Unlocking Unique Potential

As I reflect on the administrative work I do at Trinity, I realize how clear and potent the mission statement of my school actually is.  Yes, many statements of mission/vision sound similar (especially at independent schools) and from the outside, one may think that the Trinity School Mission Statement is like many others. However, I work on a team with members who actively screen each decision they make with the School’s statement of purpose. It’s an incredible model for me and for all of the members of our community.

As I formulate my goals for the 2011-12 school year, I am reminded how two major initiatives of which I am a part (World Languages and the Personal Learning Portfolio) require that our statement of mission is clear, potent, and alive. In fact, my Head of School often states that he is driven, inspired, and obsessed with Trinity’s Mission Statement. As I think of the work I do, the following twelve words especially resonate:

unique potential

responsible, productive, and compassionate member of the expanding global community

Trinity’s Mission Statement (in full) is below:

“The Mission of Trinity School is to create a community of learners in which each child can acquire the knowledge, skills, and attitudes to achieve his or her unique potential and become a responsible, productive, and compassionate member of the expanding global community.”

I just finished a very full morning with all of the new faculty and staff at Trinity. As I listened to members of Trinity’s Academic Leadership Team speak about the School, I was reminded of Matt Damon’s speech at last weekend’s SOS March and National Call to Action. The text of his speech is below (to see the video of his speech, click here), but the word that kept coming to my mind this morning (and a word that Damon references during his speech) is the word empower.

As another school year begins, I realize how blessed I am to feel empowered in the job that I do.  Not all educators (and certainly not all administrators) feel empowered (and that is the crux of Damon’s speech) by the work that they do or, generally, by the vision/mission/direction of their school or school system.

What do I know for sure?

I know that as I embark on a new year, I know (for sure) that I am blessed to work in a school where “unlocking unique potential” is the status quo. I am blessed to work in a school with a leader who is known to operate and make decisions based on a mission which is a driving (both inspirational and obsessive) force in his daily work. I am blessed to be a part of a team which can so clearly and succinctly explain to a new group of faculty and staff that unlocking unique potential is why we are here. We must make Trinity’s Mission Statement come alive…we must be empowered and we must empower others.  It’s a big task.  And it’s about time to begin anew…


I flew overnight from Vancouver to be with you today. I landed in New York a few hours ago and caught a flight down here because I needed to tell you all in person that I think you’re awesome.

I was raised by a teacher. My mother is a professor of early childhood education. And from the time I went to kindergarten through my senior year in high school, I went to public schools. I wouldn’t trade that education and experience for anything.

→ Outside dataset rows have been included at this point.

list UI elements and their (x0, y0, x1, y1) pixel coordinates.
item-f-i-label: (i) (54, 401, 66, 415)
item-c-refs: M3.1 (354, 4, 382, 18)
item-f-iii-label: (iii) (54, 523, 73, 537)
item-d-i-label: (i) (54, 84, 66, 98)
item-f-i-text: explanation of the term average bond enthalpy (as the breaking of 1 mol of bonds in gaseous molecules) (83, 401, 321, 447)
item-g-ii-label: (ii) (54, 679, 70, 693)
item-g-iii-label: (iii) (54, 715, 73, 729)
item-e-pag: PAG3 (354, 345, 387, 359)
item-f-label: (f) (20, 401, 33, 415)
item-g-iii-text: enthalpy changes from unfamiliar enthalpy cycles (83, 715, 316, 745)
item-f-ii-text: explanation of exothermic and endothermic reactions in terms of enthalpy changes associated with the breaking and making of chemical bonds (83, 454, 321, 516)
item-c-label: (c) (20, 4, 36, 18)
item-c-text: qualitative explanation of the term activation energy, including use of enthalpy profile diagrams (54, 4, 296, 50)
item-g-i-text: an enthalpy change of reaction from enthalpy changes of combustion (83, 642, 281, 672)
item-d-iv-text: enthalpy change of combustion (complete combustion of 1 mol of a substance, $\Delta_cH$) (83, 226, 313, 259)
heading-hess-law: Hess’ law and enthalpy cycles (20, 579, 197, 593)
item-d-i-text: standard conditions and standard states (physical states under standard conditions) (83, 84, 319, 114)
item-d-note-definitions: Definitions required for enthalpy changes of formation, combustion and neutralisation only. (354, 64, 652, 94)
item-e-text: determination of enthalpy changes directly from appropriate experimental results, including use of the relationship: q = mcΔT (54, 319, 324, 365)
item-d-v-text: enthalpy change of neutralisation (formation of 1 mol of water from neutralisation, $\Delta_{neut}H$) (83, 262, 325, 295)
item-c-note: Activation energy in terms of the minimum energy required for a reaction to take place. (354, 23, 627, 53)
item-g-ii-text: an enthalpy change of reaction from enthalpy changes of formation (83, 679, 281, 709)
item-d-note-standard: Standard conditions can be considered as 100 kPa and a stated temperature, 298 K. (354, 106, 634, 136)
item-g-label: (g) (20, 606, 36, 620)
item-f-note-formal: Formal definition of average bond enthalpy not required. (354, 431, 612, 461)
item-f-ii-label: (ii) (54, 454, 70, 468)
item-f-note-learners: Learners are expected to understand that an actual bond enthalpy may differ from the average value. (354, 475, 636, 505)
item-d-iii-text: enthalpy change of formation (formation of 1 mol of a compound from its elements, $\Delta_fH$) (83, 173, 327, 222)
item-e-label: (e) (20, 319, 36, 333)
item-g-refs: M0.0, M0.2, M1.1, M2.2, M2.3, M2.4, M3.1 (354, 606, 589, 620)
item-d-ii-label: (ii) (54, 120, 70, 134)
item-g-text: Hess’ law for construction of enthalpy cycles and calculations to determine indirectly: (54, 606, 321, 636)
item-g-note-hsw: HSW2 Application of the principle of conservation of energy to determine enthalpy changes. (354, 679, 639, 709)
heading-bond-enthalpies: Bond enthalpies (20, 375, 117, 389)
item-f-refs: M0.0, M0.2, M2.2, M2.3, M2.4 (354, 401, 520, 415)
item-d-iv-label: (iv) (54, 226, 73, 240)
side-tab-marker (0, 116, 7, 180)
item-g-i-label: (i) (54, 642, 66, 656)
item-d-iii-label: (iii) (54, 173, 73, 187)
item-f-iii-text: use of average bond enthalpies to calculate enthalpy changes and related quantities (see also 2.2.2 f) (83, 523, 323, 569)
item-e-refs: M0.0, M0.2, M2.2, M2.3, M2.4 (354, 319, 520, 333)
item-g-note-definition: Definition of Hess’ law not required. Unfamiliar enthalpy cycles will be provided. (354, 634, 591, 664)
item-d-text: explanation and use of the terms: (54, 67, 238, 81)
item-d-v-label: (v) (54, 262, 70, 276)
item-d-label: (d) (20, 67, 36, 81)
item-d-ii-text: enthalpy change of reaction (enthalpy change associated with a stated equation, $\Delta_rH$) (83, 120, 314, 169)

I had incredible teachers. As I look at my life today, the things I value most about myself: my imagination, my love of acting, my passion for writing, my love of learning, my curiosity all come from how I was parented and taught.

And none of these qualities that I’ve just mentioned, none of these qualities that I prize so deeply, that have brought me so much joy, that have brought me so much professional success, none of these qualities that make me who I am…can be tested.

I said before that I had incredible teachers. And that’s true. But it’s more than that. My teachers were EMPOWERED to teach me. Their time wasn’t taken up with a bunch of test prep…this silly drill and kill nonsense that any serious person knows doesn’t promote real learning. No, my teachers were free to approach me and every other kid in that classroom like an individual puzzle. They took so much care in figuring out who we were and how to best make the lessons resonate with each of us. They were empowered to unlock our potential. They were allowed to be teachers.

Now don’t get me wrong. I did have a brush with standardized tests at one point. I remember because my mom went to the principal’s office and said, My kid aint taking that. It’s stupid, it won’t tell you anything and it’ll just make him nervous. That was in the 70s when you could talk like that.

I shudder to think that these tests are being used today to control where funding goes.

I don’t know where I would be today if my teachers’ job security was based on how I performed on some standardized test. If their very survival as teachers was based on whether I actually fell in love with the process of learning but rather if I could fill in the right bubble on a test. If they had to spend most of their time desperately drilling us and less time encouraging creativity and original ideas; less time knowing who we were, seeing our strengths and helping us realize our talents.

I honestly don’t know where I’d be today if that was the type of education I had. I sure as hell wouldn’t be here. I do know that.

This has been a horrible decade for teachers. I can’t imagine how demoralized you must feel. But I came here today to deliver an important message to you: As I get older, I appreciate more and more the teachers that I had growing up. And I’m not alone. There are millions of people just like me.

So the next time you’re feeling down, or exhausted, or unappreciated, or at the end of your rope; the next time you turn on the TV and see yourself called overpaid; the next time you encounter some simple-minded, punitive policy that’s been driven into your life by some corporate reformer who has literally never taught anyone anything. … Please know that there are millions of us behind you. You have an army of regular people standing right behind you, and our appreciation for what you do is so deeply felt. We love you, we thank you and we will always have your back.